Agios Pharmaceutical Inc.
- Type: Public
- Traded as: Nasdaq: AGIO Russell 1000 Component
- Industry: Pharmaceuticals
- Founded: 2008; 18 years ago
- Headquarters: Cambridge, Massachusetts, United States
- Key people: Brian Goff (CEO)
- Revenue: ▲$118 Million(2019) US$ 54.0 million (2025)
- Net income: US$ 412.8 million (2025)
- Total assets: US$ 1.30 billion (2025)
- Total equity: US$ 1.19 billion (2025)
- Number of employees: 536
- Website: agios.com

= Agios Pharmaceuticals =

Public American pharmaceutical company

Agios Pharmaceuticals Inc. is a publicly trading American pharmaceutical company pioneering therapies for genetically defined diseases, with a near-term focus on developing therapies for hemolytic anemias. The company was founded in 2008 (or 2007) by Lewis Cantley, Tak Mak and Craig Thompson. Agios is a Delaware corporation headquartered in Cambridge, Massachusetts. The company tendered an initial public offering in July 2013.

==History==
In 2012, Agios was named among the defendants in a lawsuit against one of its founders, Craig Thompson, alleging that Thompson used research illegally taken from the Abramson Family Cancer Research Institute in research at Agios.

In May 2016, the company announced it would launch partnership with Celgene, developing metabolic immuno-oncology therapies and licensing AG-221 as well as AG-881 to Celgene, potentially garnering Agios $120 million in drug licensing payments.

In April 2017, the company raised $250 million in a new stock offering in anticipation of approval for its first cancer drug, enasidenib, by the US Food and Drug Administration.

In December 2017, the company filed a New Drug Application with the US FDA for ivosidenib for the treatment of adult patients with relapsed or refractory acute myeloid leukemia with an IDH1 mutation.
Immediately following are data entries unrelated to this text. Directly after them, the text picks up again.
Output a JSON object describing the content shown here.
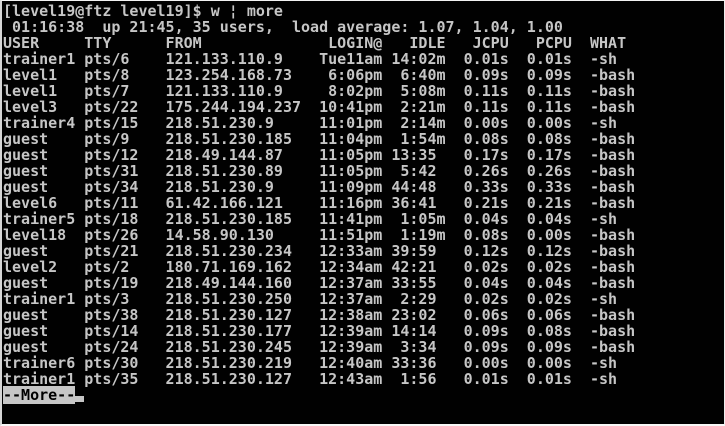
{
  "terminal": {
    "prompt_line": "[level19@ftz level19]$ w ¦ more",
    "uptime_line": " 01:16:38  up 21:45, 35 users,  load average: 1.07, 1.04, 1.00",
    "uptime": {
      "time": "01:16:38",
      "up_duration": "21:45",
      "users_count": "35",
      "load_average": [
        "1.07",
        "1.04",
        "1.00"
      ]
    },
    "header_line": "USER     TTY      FROM              LOGIN@   IDLE   JCPU   PCPU  WHAT",
    "columns": [
      "USER",
      "TTY",
      "FROM",
      "LOGIN@",
      "IDLE",
      "JCPU",
      "PCPU",
      "WHAT"
    ],
    "rows": [
      {
        "user": "trainer1",
        "tty": "pts/6",
        "from": "121.133.110.9",
        "login": "Tue11am",
        "idle": "14:02m",
        "jcpu": "0.01s",
        "pcpu": "0.01s",
        "what": "-sh"
      },
      {
        "user": "level1",
        "tty": "pts/8",
        "from": "123.254.168.73",
        "login": "6:06pm",
        "idle": "6:40m",
        "jcpu": "0.09s",
        "pcpu": "0.09s",
        "what": "-bash"
      },
      {
        "user": "level1",
        "tty": "pts/7",
        "from": "121.133.110.9",
        "login": "8:02pm",
        "idle": "5:08m",
        "jcpu": "0.11s",
        "pcpu": "0.11s",
        "what": "-bash"
      },
      {
        "user": "level3",
        "tty": "pts/22",
        "from": "175.244.194.237",
        "login": "10:41pm",
        "idle": "2:21m",
        "jcpu": "0.11s",
        "pcpu": "0.11s",
        "what": "-bash"
      },
      {
        "user": "trainer4",
        "tty": "pts/15",
        "from": "218.51.230.9",
        "login": "11:01pm",
        "idle": "2:14m",
        "jcpu": "0.00s",
        "pcpu": "0.00s",
        "what": "-sh"
      },
      {
        "user": "guest",
        "tty": "pts/9",
        "from": "218.51.230.185",
        "login": "11:04pm",
        "idle": "1:54m",
        "jcpu": "0.08s",
        "pcpu": "0.08s",
        "what": "-bash"
      },
      {
        "user": "guest",
        "tty": "pts/12",
        "from": "218.49.144.87",
        "login": "11:05pm",
        "idle": "13:35",
        "jcpu": "0.17s",
        "pcpu": "0.17s",
        "what": "-bash"
      },
      {
        "user": "guest",
        "tty": "pts/31",
        "from": "218.51.230.89",
        "login": "11:05pm",
        "idle": "5:42",
        "jcpu": "0.26s",
        "pcpu": "0.26s",
        "what": "-bash"
      },
      {
        "user": "guest",
        "tty": "pts/34",
        "from": "218.51.230.9",
        "login": "11:09pm",
        "idle": "44:48",
        "jcpu": "0.33s",
        "pcpu": "0.33s",
        "what": "-bash"
      },
      {
        "user": "level6",
        "tty": "pts/11",
        "from": "61.42.166.121",
        "login": "11:16pm",
        "idle": "36:41",
        "jcpu": "0.21s",
        "pcpu": "0.21s",
        "what": "-bash"
      },
      {
        "user": "trainer5",
        "tty": "pts/18",
        "from": "218.51.230.185",
        "login": "11:41pm",
        "idle": "1:05m",
        "jcpu": "0.04s",
        "pcpu": "0.04s",
        "what": "-sh"
      },
      {
        "user": "level18",
        "tty": "pts/26",
        "from": "14.58.90.130",
        "login": "11:51pm",
        "idle": "1:19m",
        "jcpu": "0.08s",
        "pcpu": "0.00s",
        "what": "-bash"
      },
      {
        "user": "guest",
        "tty": "pts/21",
        "from": "218.51.230.234",
        "login": "12:33am",
        "idle": "39:59",
        "jcpu": "0.12s",
        "pcpu": "0.12s",
        "what": "-bash"
      },
      {
        "user": "level2",
        "tty": "pts/2",
        "from": "180.71.169.162",
        "login": "12:34am",
        "idle": "42:21",
        "jcpu": "0.02s",
        "pcpu": "0.02s",
        "what": "-bash"
      },
      {
        "user": "guest",
        "tty": "pts/19",
        "from": "218.49.144.160",
        "login": "12:37am",
        "idle": "33:55",
        "jcpu": "0.04s",
        "pcpu": "0.04s",
        "what": "-bash"
      },
      {
        "user": "trainer1",
        "tty": "pts/3",
        "from": "218.51.230.250",
        "login": "12:37am",
        "idle": "2:29",
        "jcpu": "0.02s",
        "pcpu": "0.02s",
        "what": "-sh"
      },
      {
        "user": "guest",
        "tty": "pts/38",
        "from": "218.51.230.127",
        "login": "12:38am",
        "idle": "23:02",
        "jcpu": "0.06s",
        "pcpu": "0.06s",
        "what": "-bash"
      },
      {
        "user": "guest",
        "tty": "pts/14",
        "from": "218.51.230.177",
        "login": "12:39am",
        "idle": "14:14",
        "jcpu": "0.09s",
        "pcpu": "0.08s",
        "what": "-bash"
      },
      {
        "user": "guest",
        "tty": "pts/24",
        "from": "218.51.230.245",
        "login": "12:39am",
        "idle": "3:34",
        "jcpu": "0.09s",
        "pcpu": "0.09s",
        "what": "-bash"
      },
      {
        "user": "trainer6",
        "tty": "pts/30",
        "from": "218.51.230.219",
        "login": "12:40am",
        "idle": "33:36",
        "jcpu": "0.00s",
        "pcpu": "0.00s",
        "what": "-sh"
      },
      {
        "user": "trainer1",
        "tty": "pts/35",
        "from": "218.51.230.127",
        "login": "12:43am",
        "idle": "1:56",
        "jcpu": "0.01s",
        "pcpu": "0.01s",
        "what": "-sh"
      }
    ],
    "more_label": "--More--",
    "colors": {
      "background": "#010101",
      "foreground": "#c6c6c6",
      "highlight_bg": "#c6c6c6",
      "highlight_fg": "#000000",
      "frame": "#e8e8e8"
    }
  }
}
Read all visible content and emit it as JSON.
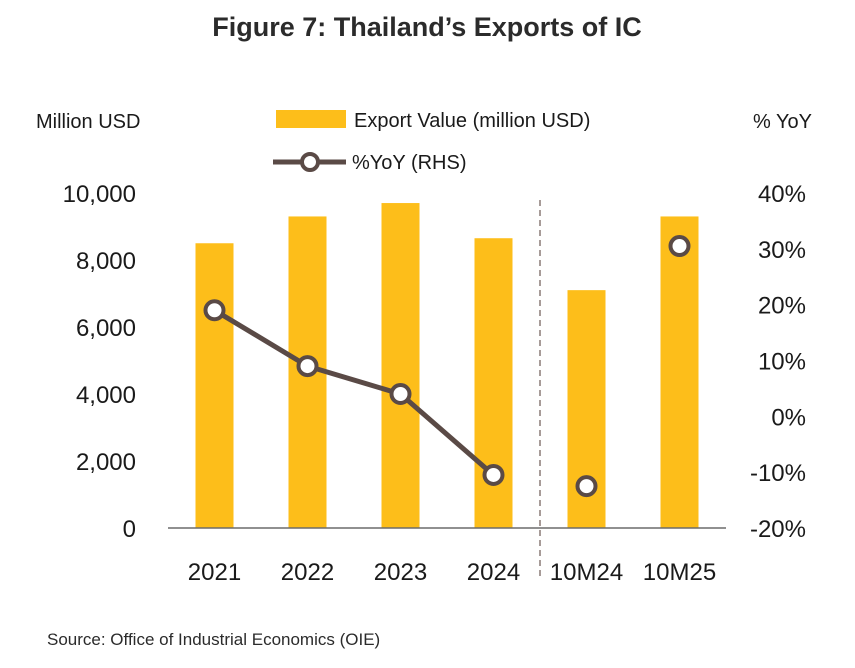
{
  "chart_data": {
    "type": "bar",
    "title": "Figure 7: Thailand’s Exports of IC",
    "categories": [
      "2021",
      "2022",
      "2023",
      "2024",
      "10M24",
      "10M25"
    ],
    "series": [
      {
        "name": "Export Value (million USD)",
        "type": "bar",
        "axis": "left",
        "color": "#FDBE1A",
        "values": [
          8500,
          9300,
          9700,
          8650,
          7100,
          9300
        ]
      },
      {
        "name": "%YoY (RHS)",
        "type": "line",
        "axis": "right",
        "color": "#5A4A46",
        "values": [
          19,
          9,
          4,
          -10.5,
          -12.5,
          30.5
        ],
        "connected_points": 4
      }
    ],
    "ylabel": "Million USD",
    "ylim": [
      0,
      10000
    ],
    "yticks": [
      "0",
      "2,000",
      "4,000",
      "6,000",
      "8,000",
      "10,000"
    ],
    "ytick_values": [
      0,
      2000,
      4000,
      6000,
      8000,
      10000
    ],
    "y2label": "% YoY",
    "y2lim": [
      -20,
      40
    ],
    "y2ticks": [
      "-20%",
      "-10%",
      "0%",
      "10%",
      "20%",
      "30%",
      "40%"
    ],
    "y2tick_values": [
      -20,
      -10,
      0,
      10,
      20,
      30,
      40
    ],
    "separator_after_category": "2024",
    "legend_position": "top-center",
    "grid": false
  },
  "source": "Source: Office of Industrial Economics (OIE)"
}
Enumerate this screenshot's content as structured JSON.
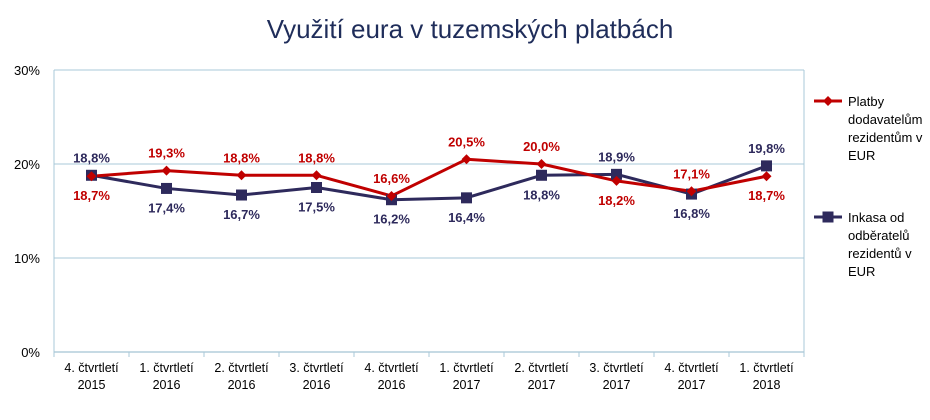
{
  "chart_data": {
    "type": "line",
    "title": "Využití eura v tuzemských platbách",
    "categories": [
      [
        "4. čtvrtletí",
        "2015"
      ],
      [
        "1. čtvrtletí",
        "2016"
      ],
      [
        "2. čtvrtletí",
        "2016"
      ],
      [
        "3. čtvrtletí",
        "2016"
      ],
      [
        "4. čtvrtletí",
        "2016"
      ],
      [
        "1. čtvrtletí",
        "2017"
      ],
      [
        "2. čtvrtletí",
        "2017"
      ],
      [
        "3. čtvrtletí",
        "2017"
      ],
      [
        "4. čtvrtletí",
        "2017"
      ],
      [
        "1. čtvrtletí",
        "2018"
      ]
    ],
    "ylim": [
      0,
      30
    ],
    "yticks": [
      0,
      10,
      20,
      30
    ],
    "ytick_labels": [
      "0%",
      "10%",
      "20%",
      "30%"
    ],
    "grid": true,
    "legend_position": "right",
    "series": [
      {
        "name": "Platby dodavatelům rezidentům v EUR",
        "legend_lines": [
          "Platby",
          "dodavatelům",
          "rezidentům v",
          "EUR"
        ],
        "color": "#c00000",
        "marker": "diamond",
        "values": [
          18.7,
          19.3,
          18.8,
          18.8,
          16.6,
          20.5,
          20.0,
          18.2,
          17.1,
          18.7
        ],
        "labels": [
          "18,7%",
          "19,3%",
          "18,8%",
          "18,8%",
          "16,6%",
          "20,5%",
          "20,0%",
          "18,2%",
          "17,1%",
          "18,7%"
        ]
      },
      {
        "name": "Inkasa od odběratelů rezidentů v EUR",
        "legend_lines": [
          "Inkasa od",
          "odběratelů",
          "rezidentů v",
          "EUR"
        ],
        "color": "#2e2a5c",
        "marker": "square",
        "values": [
          18.8,
          17.4,
          16.7,
          17.5,
          16.2,
          16.4,
          18.8,
          18.9,
          16.8,
          19.8
        ],
        "labels": [
          "18,8%",
          "17,4%",
          "16,7%",
          "17,5%",
          "16,2%",
          "16,4%",
          "18,8%",
          "18,9%",
          "16,8%",
          "19,8%"
        ]
      }
    ]
  }
}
In November 2019, Agios announced an underwritten public offering of 8,250,000 shares of common stock at a price of $31.00 per share which would result in approximately $256 million aggregate gross proceeds.

In April 2022, the FDA approved mitapivat as first disease-modifying therapy for hemolytic anemia in adults with pyruvate kinase deficiency.

==Corporate governance==
As of August 2022, Agios' CEO is Brian Goff.

Agios was established as a private company and converted to a public company with its initial public offering in July 2013 and subsequent listing on NASDAQ.